When Louise sacrifices everything to care for her terminally ill mother, she never expects her devotion to end in handcuffs. But after a toxicology report reveals a lethal overdose, she's arrested for murder—and thrown into a nightmare she can’t escape.

Detective Jerry McManus thinks it’s a clear-cut case—until he starts asking questions. Louise’s fractured family hides more than grief: old rivalries, buried secrets, and manipulative power plays that stretch beyond the grave. As McManus digs deeper, he begins to suspect Louise isn’t the monster she’s been made out to be.

But the truth is far more twisted than either of them imagine. And someone will do anything to keep it buried.

REPROBATE is a dark, layered mystery-thriller about trust, betrayal, and the deadly cost of uncovering the truth.

Available now. Discover the secrets Louise was never meant to survive.

Excerpt from the book

Louise was making her second cup of coffee of the day. She loved it when she had a few hours alone after dropping Darcy to school. It was just past 9 a.m., and she was looking forward to taking a break when she saw Charlie in the back garden; he was rolling in what looked like a dead bird. She raised her eyes and swore silently.

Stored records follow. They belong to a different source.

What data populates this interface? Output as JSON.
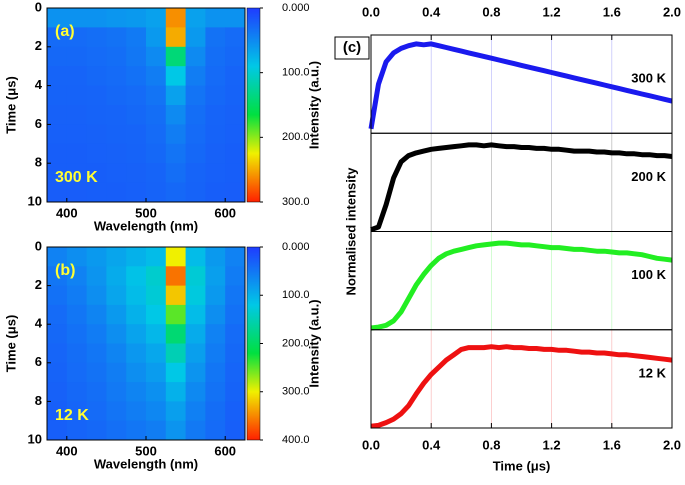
{
  "chart_data": [
    {
      "type": "heatmap",
      "label": "(a)",
      "annotation": "300 K",
      "xlabel": "Wavelength (nm)",
      "ylabel": "Time (μs)",
      "colorbar_label": "Intensity (a.u.)",
      "x": [
        387.5,
        412.5,
        437.5,
        462.5,
        487.5,
        512.5,
        537.5,
        562.5,
        587.5,
        612.5
      ],
      "y": [
        0.5,
        1.5,
        2.5,
        3.5,
        4.5,
        5.5,
        6.5,
        7.5,
        8.5,
        9.5
      ],
      "z": [
        [
          55,
          55,
          55,
          58,
          60,
          65,
          260,
          65,
          55,
          55
        ],
        [
          30,
          30,
          32,
          35,
          40,
          60,
          250,
          60,
          35,
          30
        ],
        [
          28,
          28,
          30,
          32,
          38,
          50,
          140,
          50,
          32,
          28
        ],
        [
          26,
          26,
          28,
          30,
          34,
          42,
          90,
          42,
          30,
          26
        ],
        [
          25,
          25,
          26,
          28,
          30,
          36,
          65,
          36,
          28,
          25
        ],
        [
          24,
          24,
          25,
          26,
          28,
          32,
          50,
          32,
          26,
          24
        ],
        [
          23,
          23,
          24,
          25,
          26,
          30,
          42,
          30,
          25,
          23
        ],
        [
          22,
          22,
          23,
          24,
          25,
          28,
          36,
          28,
          24,
          22
        ],
        [
          22,
          22,
          22,
          23,
          24,
          26,
          32,
          26,
          23,
          22
        ],
        [
          21,
          21,
          22,
          22,
          23,
          25,
          28,
          25,
          22,
          21
        ]
      ],
      "xlim": [
        375,
        625
      ],
      "xticks": [
        400,
        500,
        600
      ],
      "ylim": [
        0,
        10
      ],
      "y_reversed": true,
      "yticks": [
        0,
        2,
        4,
        6,
        8,
        10
      ],
      "zlim": [
        0,
        300
      ],
      "zticks": [
        {
          "value": 0,
          "label": "0.000"
        },
        {
          "value": 100,
          "label": "100.0"
        },
        {
          "value": 200,
          "label": "200.0"
        },
        {
          "value": 300,
          "label": "300.0"
        }
      ]
    },
    {
      "type": "heatmap",
      "label": "(b)",
      "annotation": "12 K",
      "xlabel": "Wavelength (nm)",
      "ylabel": "Time (μs)",
      "colorbar_label": "Intensity (a.u.)",
      "x": [
        387.5,
        412.5,
        437.5,
        462.5,
        487.5,
        512.5,
        537.5,
        562.5,
        587.5,
        612.5
      ],
      "y": [
        0.5,
        1.5,
        2.5,
        3.5,
        4.5,
        5.5,
        6.5,
        7.5,
        8.5,
        9.5
      ],
      "z": [
        [
          60,
          70,
          80,
          90,
          100,
          110,
          300,
          110,
          80,
          60
        ],
        [
          50,
          60,
          75,
          95,
          115,
          135,
          360,
          130,
          85,
          55
        ],
        [
          45,
          55,
          70,
          90,
          110,
          130,
          320,
          125,
          80,
          50
        ],
        [
          40,
          50,
          62,
          80,
          100,
          120,
          250,
          110,
          70,
          45
        ],
        [
          38,
          45,
          55,
          70,
          88,
          105,
          190,
          95,
          60,
          40
        ],
        [
          35,
          42,
          50,
          62,
          78,
          92,
          150,
          85,
          55,
          38
        ],
        [
          33,
          40,
          46,
          56,
          70,
          82,
          120,
          75,
          50,
          35
        ],
        [
          32,
          38,
          43,
          52,
          62,
          72,
          100,
          66,
          46,
          33
        ],
        [
          30,
          35,
          40,
          48,
          56,
          64,
          85,
          58,
          42,
          31
        ],
        [
          30,
          34,
          38,
          44,
          50,
          56,
          75,
          52,
          40,
          30
        ]
      ],
      "xlim": [
        375,
        625
      ],
      "xticks": [
        400,
        500,
        600
      ],
      "ylim": [
        0,
        10
      ],
      "y_reversed": true,
      "yticks": [
        0,
        2,
        4,
        6,
        8,
        10
      ],
      "zlim": [
        0,
        400
      ],
      "zticks": [
        {
          "value": 0,
          "label": "0.000"
        },
        {
          "value": 100,
          "label": "100.0"
        },
        {
          "value": 200,
          "label": "200.0"
        },
        {
          "value": 300,
          "label": "300.0"
        },
        {
          "value": 400,
          "label": "400.0"
        }
      ]
    },
    {
      "type": "line",
      "label": "(c)",
      "layout": "stacked",
      "xlabel": "Time (μs)",
      "ylabel": "Normalised intensity",
      "x": [
        0,
        0.05,
        0.1,
        0.15,
        0.2,
        0.25,
        0.3,
        0.35,
        0.4,
        0.45,
        0.5,
        0.55,
        0.6,
        0.65,
        0.7,
        0.75,
        0.8,
        0.85,
        0.9,
        0.95,
        1.0,
        1.05,
        1.1,
        1.15,
        1.2,
        1.25,
        1.3,
        1.35,
        1.4,
        1.45,
        1.5,
        1.55,
        1.6,
        1.65,
        1.7,
        1.75,
        1.8,
        1.85,
        1.9,
        1.95,
        2.0
      ],
      "xlim": [
        0,
        2
      ],
      "xticks": [
        {
          "value": 0,
          "label": "0.0"
        },
        0.4,
        0.8,
        1.2,
        1.6,
        {
          "value": 2,
          "label": "2.0"
        }
      ],
      "ylim": [
        0,
        1.1
      ],
      "grid": true,
      "series": [
        {
          "name": "300 K",
          "color": "#1a1aee",
          "values": [
            0.05,
            0.55,
            0.8,
            0.9,
            0.95,
            0.98,
            1.0,
            0.99,
            1.0,
            0.98,
            0.96,
            0.94,
            0.92,
            0.9,
            0.88,
            0.86,
            0.84,
            0.82,
            0.8,
            0.78,
            0.76,
            0.74,
            0.72,
            0.7,
            0.68,
            0.66,
            0.64,
            0.62,
            0.6,
            0.58,
            0.56,
            0.54,
            0.52,
            0.5,
            0.48,
            0.46,
            0.44,
            0.42,
            0.4,
            0.38,
            0.36
          ]
        },
        {
          "name": "200 K",
          "color": "#000000",
          "values": [
            0.02,
            0.05,
            0.3,
            0.6,
            0.78,
            0.85,
            0.88,
            0.9,
            0.92,
            0.93,
            0.94,
            0.95,
            0.96,
            0.97,
            0.97,
            0.96,
            0.97,
            0.96,
            0.95,
            0.95,
            0.94,
            0.94,
            0.93,
            0.93,
            0.92,
            0.92,
            0.91,
            0.9,
            0.9,
            0.9,
            0.89,
            0.89,
            0.88,
            0.88,
            0.87,
            0.87,
            0.86,
            0.86,
            0.85,
            0.85,
            0.84
          ]
        },
        {
          "name": "100 K",
          "color": "#22ee22",
          "values": [
            0.02,
            0.03,
            0.05,
            0.1,
            0.2,
            0.35,
            0.5,
            0.62,
            0.72,
            0.8,
            0.85,
            0.88,
            0.9,
            0.92,
            0.94,
            0.95,
            0.96,
            0.97,
            0.97,
            0.96,
            0.95,
            0.95,
            0.94,
            0.93,
            0.92,
            0.92,
            0.91,
            0.9,
            0.9,
            0.89,
            0.88,
            0.88,
            0.87,
            0.86,
            0.86,
            0.85,
            0.84,
            0.82,
            0.8,
            0.79,
            0.78
          ]
        },
        {
          "name": "12 K",
          "color": "#ee1111",
          "values": [
            0.02,
            0.03,
            0.06,
            0.1,
            0.16,
            0.25,
            0.38,
            0.5,
            0.6,
            0.68,
            0.76,
            0.82,
            0.88,
            0.9,
            0.9,
            0.9,
            0.91,
            0.9,
            0.91,
            0.9,
            0.9,
            0.89,
            0.89,
            0.88,
            0.88,
            0.87,
            0.87,
            0.86,
            0.85,
            0.85,
            0.84,
            0.84,
            0.83,
            0.82,
            0.82,
            0.81,
            0.8,
            0.79,
            0.78,
            0.77,
            0.76
          ]
        }
      ]
    }
  ]
}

“I’ll deal with you later,” she murmured to herself. Then, she turned away from the window. “Alexa, volume up,” she said as the Eminem song came on the radio. Cheerily, she sang along.

She smiled to herself. If her daughter was here, she would tell her to stop. She could hear her now. “Stop trying to sing, Mom. You know you can’t hold a tune. Besides, you told me you’re allowed to do anything as long as it doesn’t hurt anyone else. Well, your singing hurts me, so stop, please. Now!”

After the song ended, she opened the door to deal with Charlie. He tried to push past her leg, but she snatched him up quickly and took him to the kitchen sink. He was a mess—covered in blood and feathers, and just as she soaped him up, she heard a knock on the front door of her Spanish-styled bungalow. Charlie looked at her with a bulgy-eyed stare, half his whites showing. He was an ugly, fat little pug, but she loved him ever since the day she found him at the local pound.

“Who could that be?” she muttered. No one ever came to her home—ever. She didn’t have many friends because her family had turned her off trusting people.

She had watched too many serial killer documentaries for her own good and always wondered why women still opened their doors to random strangers who ended up killing them in their own homes. She shook her head at her imagination and decided it probably wasn’t a serial killer, but some young sales guy who spoke bad English and thought his looks would be enough to coerce her into a new electricity plan that was every bit as expensive as her current one, only worded differently.

Charlie struggled in the sink, and she whispered, “Charlie, you’ve got to stop doing this, or you’ll go back to the pound. Do you hear me?”

Charlie whimpered in response.

“Shhhhh,” she said to Charlie like he was a human and would understand. Maybe he did because he didn’t bark, but when she glanced at the door, he saw an opportunity and tried to wiggle out of her arms. His nails dug into the inside of her upper arm, and it hurt. “Stop, Charlie. I mean it,” she whispered louder at him this time.

His bulgy eyes stared at hers, and he stopped for a moment, planning his next move. She wanted to turn down the radio, but whoever was outside would hear her shouting to Alexa. She strained to hear anything over the music but heard nothing.